Frost Beard Philosophy, by Wendy Peterman, PhD

Last year, I was hiking in late winter with a colleague in Silver Falls State Park, Oregon. We kept passing something fuzzy and white growing on small broken pieces of wood on the ground - white hair growing on sticks. At first, I thought it was the hyphae of a fungus but it was soft to the touch, oddly dry, and slightly cold. Eventually, I realized it was tiny filaments of ice that seemed to be extruded from the straw-like cells of the wood’s xylem.
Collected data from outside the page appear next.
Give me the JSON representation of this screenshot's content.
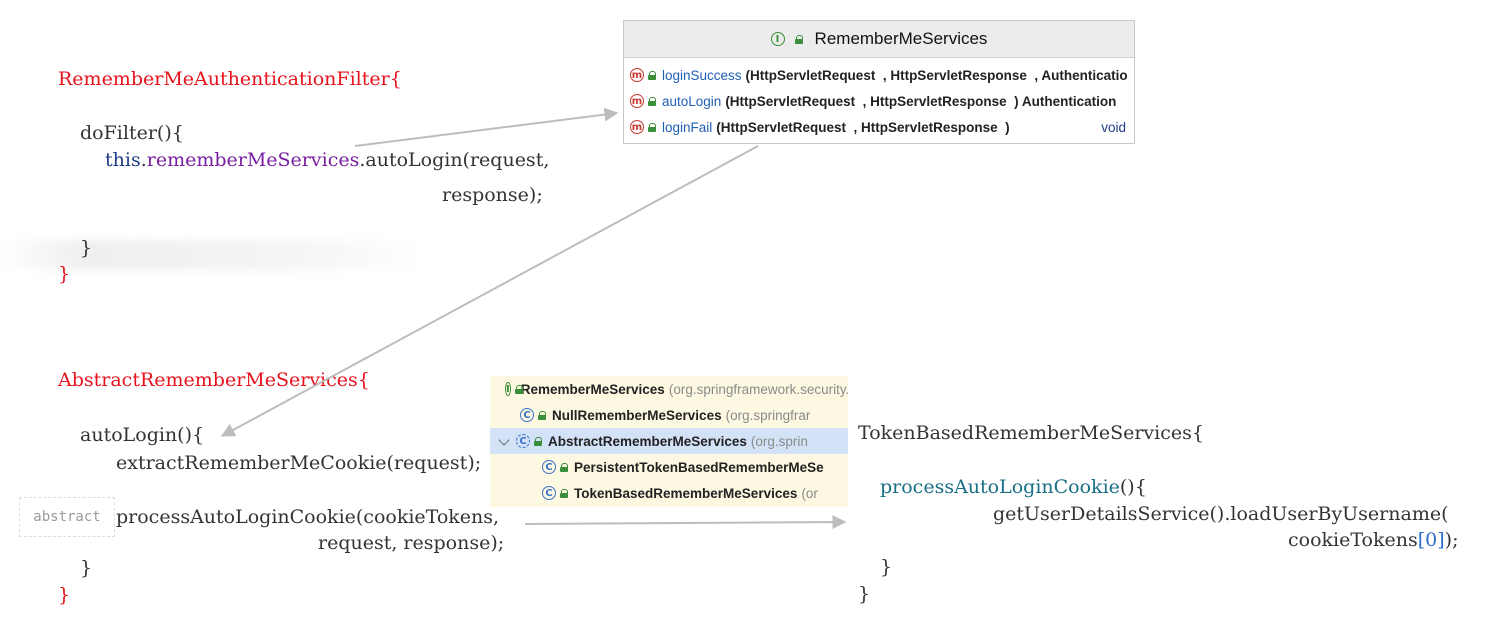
{
  "code_block_1": {
    "class_line": "RememberMeAuthenticationFilter{",
    "method_line": "doFilter(){",
    "call_this": "this",
    "call_dot": ".",
    "call_field": "rememberMeServices",
    "call_rest": ".autoLogin(request,",
    "call_cont": "response);",
    "close_inner": "}",
    "close_outer": "}"
  },
  "code_block_2": {
    "class_line": "AbstractRememberMeServices{",
    "method_line": "autoLogin(){",
    "call_1": "extractRememberMeCookie(request);",
    "call_2": "processAutoLoginCookie(cookieTokens,",
    "call_2_cont": "request, response);",
    "close_inner": "}",
    "close_outer": "}",
    "abstract_tag": "abstract"
  },
  "code_block_3": {
    "class_line": "TokenBasedRememberMeServices{",
    "method_name": "processAutoLoginCookie",
    "method_tail": "(){",
    "call": "getUserDetailsService().loadUserByUsername(",
    "arg_name": "cookieTokens",
    "arg_index": "[0]",
    "arg_tail": ");",
    "close_inner": "}",
    "close_outer": "}"
  },
  "structure_popup": {
    "title": "RememberMeServices",
    "methods": [
      {
        "name": "loginSuccess",
        "params": "(HttpServletRequest  , HttpServletResponse  , Authenticatio",
        "ret": ""
      },
      {
        "name": "autoLogin",
        "params": "(HttpServletRequest  , HttpServletResponse  ) Authentication",
        "ret": ""
      },
      {
        "name": "loginFail",
        "params": "(HttpServletRequest  , HttpServletResponse  )",
        "ret": "void"
      }
    ]
  },
  "hierarchy_popup": {
    "items": [
      {
        "name": "RememberMeServices",
        "pkg": "(org.springframework.security.web.authentication)"
      },
      {
        "name": "NullRememberMeServices",
        "pkg": "(org.springfrar"
      },
      {
        "name": "AbstractRememberMeServices",
        "pkg": "(org.sprin"
      },
      {
        "name": "PersistentTokenBasedRememberMeSe",
        "pkg": ""
      },
      {
        "name": "TokenBasedRememberMeServices",
        "pkg": "(or"
      }
    ]
  },
  "icons": {
    "interface": "interface-icon",
    "method": "method-icon",
    "class": "class-icon",
    "abstract_class": "abstract-class-icon",
    "public": "public-lock-icon"
  }
}
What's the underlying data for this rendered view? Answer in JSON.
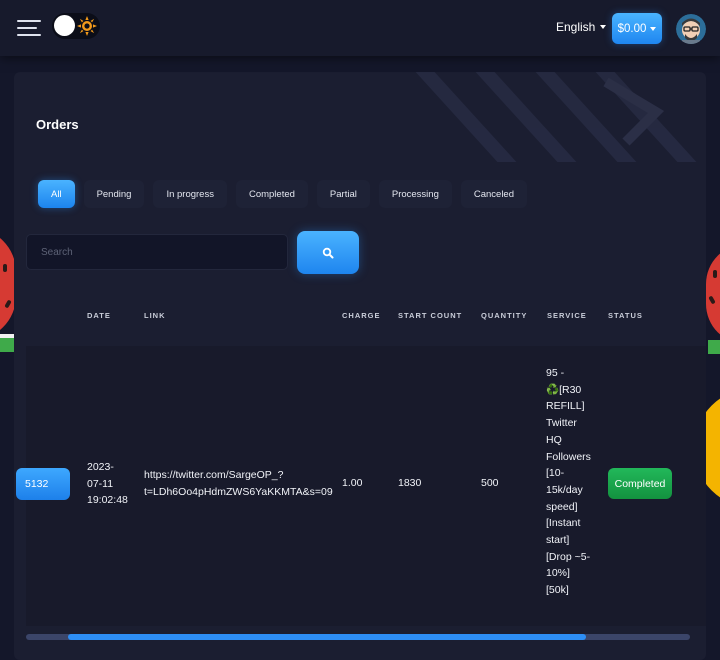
{
  "topbar": {
    "language": "English",
    "balance": "$0.00"
  },
  "page": {
    "title": "Orders"
  },
  "tabs": [
    {
      "label": "All",
      "active": true
    },
    {
      "label": "Pending",
      "active": false
    },
    {
      "label": "In progress",
      "active": false
    },
    {
      "label": "Completed",
      "active": false
    },
    {
      "label": "Partial",
      "active": false
    },
    {
      "label": "Processing",
      "active": false
    },
    {
      "label": "Canceled",
      "active": false
    }
  ],
  "search": {
    "placeholder": "Search",
    "value": ""
  },
  "table": {
    "headers": {
      "date": "DATE",
      "link": "LINK",
      "charge": "CHARGE",
      "start_count": "START COUNT",
      "quantity": "QUANTITY",
      "service": "SERVICE",
      "status": "STATUS"
    },
    "rows": [
      {
        "id": "5132",
        "date_line1": "2023-",
        "date_line2": "07-11",
        "date_line3": "19:02:48",
        "link_line1": "https://twitter.com/SargeOP_?",
        "link_line2": "t=LDh6Oo4pHdmZWS6YaKKMTA&s=09",
        "charge": "1.00",
        "start_count": "1830",
        "quantity": "500",
        "service_lines": [
          "95 -",
          "♻️[R30",
          "REFILL]",
          "Twitter",
          "HQ",
          "Followers",
          "[10-",
          "15k/day",
          "speed]",
          "[Instant",
          "start]",
          "[Drop ~5-",
          "10%]",
          "[50k]"
        ],
        "status": "Completed"
      }
    ]
  },
  "colors": {
    "accent": "#2d8ef5",
    "success": "#1aa64b",
    "background": "#14172a",
    "card": "#1b1e31"
  },
  "icons": {
    "menu": "hamburger-menu-icon",
    "theme": "sun-icon",
    "search": "search-icon",
    "avatar": "avatar"
  }
}
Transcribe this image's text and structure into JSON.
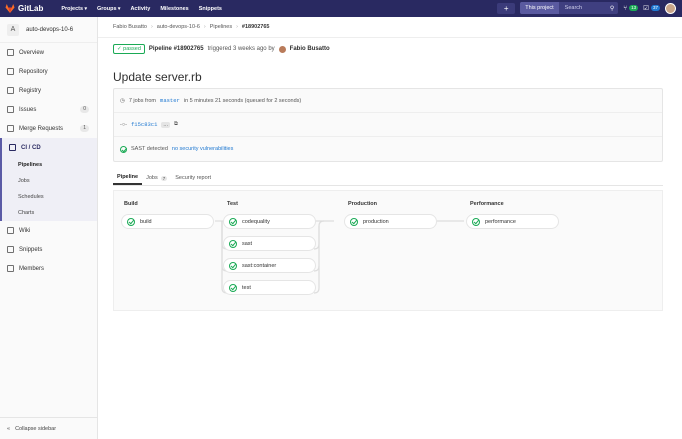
{
  "topbar": {
    "brand": "GitLab",
    "nav": [
      "Projects",
      "Groups",
      "Activity",
      "Milestones",
      "Snippets"
    ],
    "scope": "This project",
    "search_placeholder": "Search",
    "issues_count": "13",
    "todos_count": "37"
  },
  "sidebar": {
    "project_initial": "A",
    "project_name": "auto-devops-10-6",
    "items": [
      {
        "label": "Overview"
      },
      {
        "label": "Repository"
      },
      {
        "label": "Registry"
      },
      {
        "label": "Issues",
        "count": "0"
      },
      {
        "label": "Merge Requests",
        "count": "1"
      }
    ],
    "cicd": "CI / CD",
    "cicd_sub": [
      "Pipelines",
      "Jobs",
      "Schedules",
      "Charts"
    ],
    "items_after": [
      {
        "label": "Wiki"
      },
      {
        "label": "Snippets"
      },
      {
        "label": "Members"
      }
    ],
    "collapse": "Collapse sidebar"
  },
  "breadcrumb": [
    "Fabio Busatto",
    "auto-devops-10-6",
    "Pipelines",
    "#18902765"
  ],
  "pipeline": {
    "status": "passed",
    "id_text": "Pipeline #18902765",
    "triggered": "triggered 3 weeks ago by",
    "author": "Fabio Busatto",
    "title": "Update server.rb",
    "jobs_prefix": "7 jobs from",
    "branch": "master",
    "jobs_suffix": "in 5 minutes 21 seconds (queued for 2 seconds)",
    "commit": "f15c83c1",
    "commit_more": "...",
    "sast_prefix": "SAST detected",
    "sast_link": "no security vulnerabilities"
  },
  "tabs": [
    {
      "label": "Pipeline"
    },
    {
      "label": "Jobs",
      "count": "7"
    },
    {
      "label": "Security report"
    }
  ],
  "stages": [
    {
      "name": "Build",
      "jobs": [
        "build"
      ]
    },
    {
      "name": "Test",
      "jobs": [
        "codequality",
        "sast",
        "sast:container",
        "test"
      ]
    },
    {
      "name": "Production",
      "jobs": [
        "production"
      ]
    },
    {
      "name": "Performance",
      "jobs": [
        "performance"
      ]
    }
  ],
  "colors": {
    "topbar": "#292961",
    "success": "#1aaa55",
    "link": "#1f78d1"
  }
}
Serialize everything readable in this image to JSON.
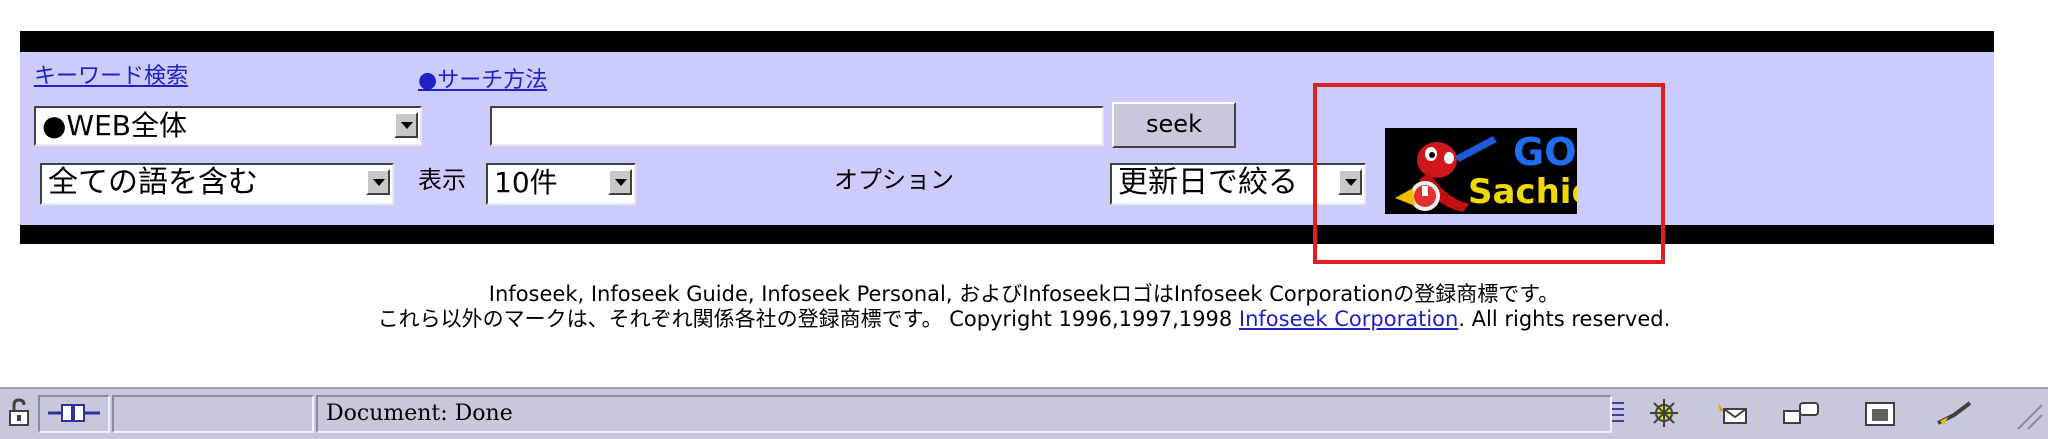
{
  "search": {
    "keyword_link": "キーワード検索",
    "method_link": "●サーチ方法",
    "scope_select": "●WEB全体",
    "query_value": "",
    "seek_button": "seek",
    "match_select": "全ての語を含む",
    "display_label": "表示",
    "count_select": "10件",
    "options_label": "オプション",
    "date_select": "更新日で絞る"
  },
  "banner": {
    "go_text": "GO!",
    "sachio_text": "Sachio"
  },
  "footer": {
    "line1": "Infoseek, Infoseek Guide, Infoseek Personal, およびInfoseekロゴはInfoseek Corporationの登録商標です。",
    "line2_prefix": "これら以外のマークは、それぞれ関係各社の登録商標です。 Copyright 1996,1997,1998 ",
    "line2_link": "Infoseek Corporation",
    "line2_suffix": ". All rights reserved."
  },
  "statusbar": {
    "status_text": "Document: Done",
    "icons": [
      "lock-icon",
      "connection-icon",
      "grip-icon",
      "navigator-icon",
      "mail-icon",
      "composer-icon",
      "address-book-icon",
      "editor-icon",
      "resize-grip-icon"
    ]
  },
  "colors": {
    "panel": "#ccccfc",
    "link": "#2020c8",
    "highlight_box": "#e02020",
    "statusbar": "#c8c8dc"
  }
}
After our hike, we looked it up. It turned out to be a phenomenon called “hair ice” or “frost beard.” It is ice that is extruded from the cells of the piece of wood, and it’s extremely rare. It only happens in freezing weather at that exact latitude during a brief period after the wood dies and only when a certain microscopic fungus is present inside the wood that pushes the ice out of the cells to form these hairs.


It was so special!


How cool that our imagination and frame of reference could conceive of such a phenomenon, and even more cool that nature has made such a specific process.

How does this relate to individuality and uniqueness?


Well, it’s different. It’s rare. It takes a precise set of conditions to manifest, just like our personalities. The unique circumstances and influences of our environments and our internal biology have shaped and formed us into something unique just like the fungi and the tiny icicles on those sticks. To me, these differences are beautiful, exciting, curious.


How precious the people who can see us in our uniqueness with the celebration and delight my colleague and I felt at our personal discovery of icy hairs on sticks in the woods.